O sucesso estrondoso da Luckin Coffee atiçou os investidores e Fei abriu capital na Nasdaq (a bolsa eletrônica dos EUA). Logo, o valor de mercado da empresa chegou a US$ 3 bilhões. A estratégia de marketing era agressiva e fez a Luckin gastar demais em ações promocionais. Para ganhar um café grátis, por exemplo, os usuários só tinham que baixar o aplicativo. Mas a pressa de crescer era tanta, que o controle sobre as promoções foi negligenciado. O que mais acontecia era os usuários apagarem e reinstalarem o app toda vez que queriam tomar um café “na faixa”.
Como não existe café grátis, as autoridades começaram a examinar os resultados da Luckin com lupa de aumento e encontraram inconsistências graves. Em 2020, a cafeteria admitiu ter inflado em US$ 310 milhões as vendas registradas no balanço de 2019. Comprovada a fraude, as ações desabaram no mercado, a Nasdaq excluiu a Luckin do seu pregão e a companhia enfrentou uma enxurrada de multas administrativas e processos de investidores. Em fevereiro desse ano, a Luckin requisitou proteção judicial contra falência.
Sob nova direção, a Luckin se recupera gradualmente. Isso porque o negócio é lucrativo. As lojas estão sempre cheias e a marca ainda é uma das preferidas dos chineses. Custos foram reduzidos com reformulação administrativa e fechamento de 600 lojas, o que também inclui a redução drástica das promoções de café grátis. Os novos administradores reportam alguns dados positivos, mas, como a Luckin não divulga mais o seu balanço contábil, ainda é preciso aguardar qual o ritmo e consistência da recuperação. O fato é que a cafeteria continua no jogo.

China prefere café suave

A Luckin está pagando merecidamente o preço pelo comportamento antiético, mas é visível que sua política agressiva de promoções e preços teve o mérito de popularizar o hábito de tomar café na China. Até poucos anos atrás, o café era considerado uma bebida exótica e premium na China. O café expresso, que é o padrão brasileiro e europeu, é considerado muito amargo pelos chineses. Mas o contato com o café tipo americano, de sabor mais diluído, foi amplamente positivo e é a razão do grande sucesso por trás das cafeterias americanas.
Com política de preços baixos e promoções, a Luckin atraiu um público inicial de jovens e trabalhadores de escritório, que aos poucos foram trazendo a bebida para suas casas e disseminando o hábito entre os seus familiares.
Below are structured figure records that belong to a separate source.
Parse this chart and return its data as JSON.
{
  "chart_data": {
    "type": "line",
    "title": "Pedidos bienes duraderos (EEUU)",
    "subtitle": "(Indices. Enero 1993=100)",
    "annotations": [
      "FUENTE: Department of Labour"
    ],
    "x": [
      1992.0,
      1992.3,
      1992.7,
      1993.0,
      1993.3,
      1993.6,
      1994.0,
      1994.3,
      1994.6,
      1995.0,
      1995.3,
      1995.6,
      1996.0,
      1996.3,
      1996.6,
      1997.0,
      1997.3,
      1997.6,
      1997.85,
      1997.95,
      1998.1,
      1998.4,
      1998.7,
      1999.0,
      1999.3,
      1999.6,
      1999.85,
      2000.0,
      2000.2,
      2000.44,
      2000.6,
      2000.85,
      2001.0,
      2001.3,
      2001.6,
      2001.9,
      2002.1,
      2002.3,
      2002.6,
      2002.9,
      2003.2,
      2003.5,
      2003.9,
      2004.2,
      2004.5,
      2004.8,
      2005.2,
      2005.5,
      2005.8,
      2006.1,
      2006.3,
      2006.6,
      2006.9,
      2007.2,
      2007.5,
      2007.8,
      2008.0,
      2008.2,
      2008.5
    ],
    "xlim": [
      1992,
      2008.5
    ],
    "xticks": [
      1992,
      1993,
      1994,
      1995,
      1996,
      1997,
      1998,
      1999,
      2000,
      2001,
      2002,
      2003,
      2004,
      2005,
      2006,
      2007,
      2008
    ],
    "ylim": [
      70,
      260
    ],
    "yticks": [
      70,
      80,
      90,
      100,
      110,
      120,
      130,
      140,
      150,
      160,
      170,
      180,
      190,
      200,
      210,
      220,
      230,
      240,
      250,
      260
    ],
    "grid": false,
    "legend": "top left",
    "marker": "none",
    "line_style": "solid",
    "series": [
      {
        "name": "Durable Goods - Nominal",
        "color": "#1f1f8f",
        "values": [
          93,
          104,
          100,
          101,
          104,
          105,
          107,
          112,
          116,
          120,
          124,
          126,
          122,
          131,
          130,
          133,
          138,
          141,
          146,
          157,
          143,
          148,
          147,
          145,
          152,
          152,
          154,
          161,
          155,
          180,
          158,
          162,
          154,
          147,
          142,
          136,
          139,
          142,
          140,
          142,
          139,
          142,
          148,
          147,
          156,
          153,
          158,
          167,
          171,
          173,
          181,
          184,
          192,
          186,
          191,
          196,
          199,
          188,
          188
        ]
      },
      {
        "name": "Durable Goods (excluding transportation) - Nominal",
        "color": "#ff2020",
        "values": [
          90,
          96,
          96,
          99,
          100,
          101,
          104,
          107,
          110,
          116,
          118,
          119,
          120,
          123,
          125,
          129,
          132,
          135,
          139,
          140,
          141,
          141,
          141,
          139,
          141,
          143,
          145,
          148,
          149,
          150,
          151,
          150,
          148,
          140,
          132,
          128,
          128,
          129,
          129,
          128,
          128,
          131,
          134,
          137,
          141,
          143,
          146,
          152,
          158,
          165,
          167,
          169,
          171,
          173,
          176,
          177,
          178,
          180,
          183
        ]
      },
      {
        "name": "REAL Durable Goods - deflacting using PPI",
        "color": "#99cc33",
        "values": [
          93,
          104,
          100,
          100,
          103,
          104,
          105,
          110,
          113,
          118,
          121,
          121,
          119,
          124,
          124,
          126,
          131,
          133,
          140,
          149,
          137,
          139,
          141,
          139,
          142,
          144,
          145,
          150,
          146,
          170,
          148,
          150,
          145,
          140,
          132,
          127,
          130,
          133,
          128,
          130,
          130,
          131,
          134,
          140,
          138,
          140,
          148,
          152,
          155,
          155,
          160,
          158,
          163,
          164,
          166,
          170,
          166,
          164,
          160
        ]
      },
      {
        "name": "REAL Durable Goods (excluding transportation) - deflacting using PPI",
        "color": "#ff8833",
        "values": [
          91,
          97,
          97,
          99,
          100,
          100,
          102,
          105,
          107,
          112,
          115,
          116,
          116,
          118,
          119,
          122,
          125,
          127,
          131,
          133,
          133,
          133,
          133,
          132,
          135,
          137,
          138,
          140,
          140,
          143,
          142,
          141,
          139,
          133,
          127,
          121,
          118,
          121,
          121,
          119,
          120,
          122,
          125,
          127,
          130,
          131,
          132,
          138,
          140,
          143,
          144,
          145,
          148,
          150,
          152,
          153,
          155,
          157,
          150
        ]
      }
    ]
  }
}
A prova de que o café está cada vez mais entrando nos lares chineses é a crescente oferta de café solúvel no e-commerce chinês. De acordo com a CNA (Confederação Nacional da Agricultura), o faturamento de vendas de café online na China cresceu 169% nos primeiros quatro meses de 2020 na comparação com o mesmo período de 2019.
Isso abre muito espaço para o café brasileiro, que já está na China, mas de forma ainda discreta. O Brasil é o segundo maior exportador de café, atrás apenas da Malásia. De qualidade reconhecida no mundo, o grão brasileiro entra no mercado chinês como matéria-prima de outras marcas.
Há uma grande oportunidade para entrar na China. Marcas e produtores brasileiros podem vender seus produtos diretamente aos consumidores via e-commerce chinês (B2C), assim que cumpridos os requisitos legais (associar-se a um parceiro local, atender aos padrões sanitários e ter uma marca própria).
Endinheirada, a China está ávida por conhecer novos produtos e o Brasil tem potencial para isso. Está na hora de o país olhar com mais atenção para o mercado chinês, porque outros países já estão fazendo isso.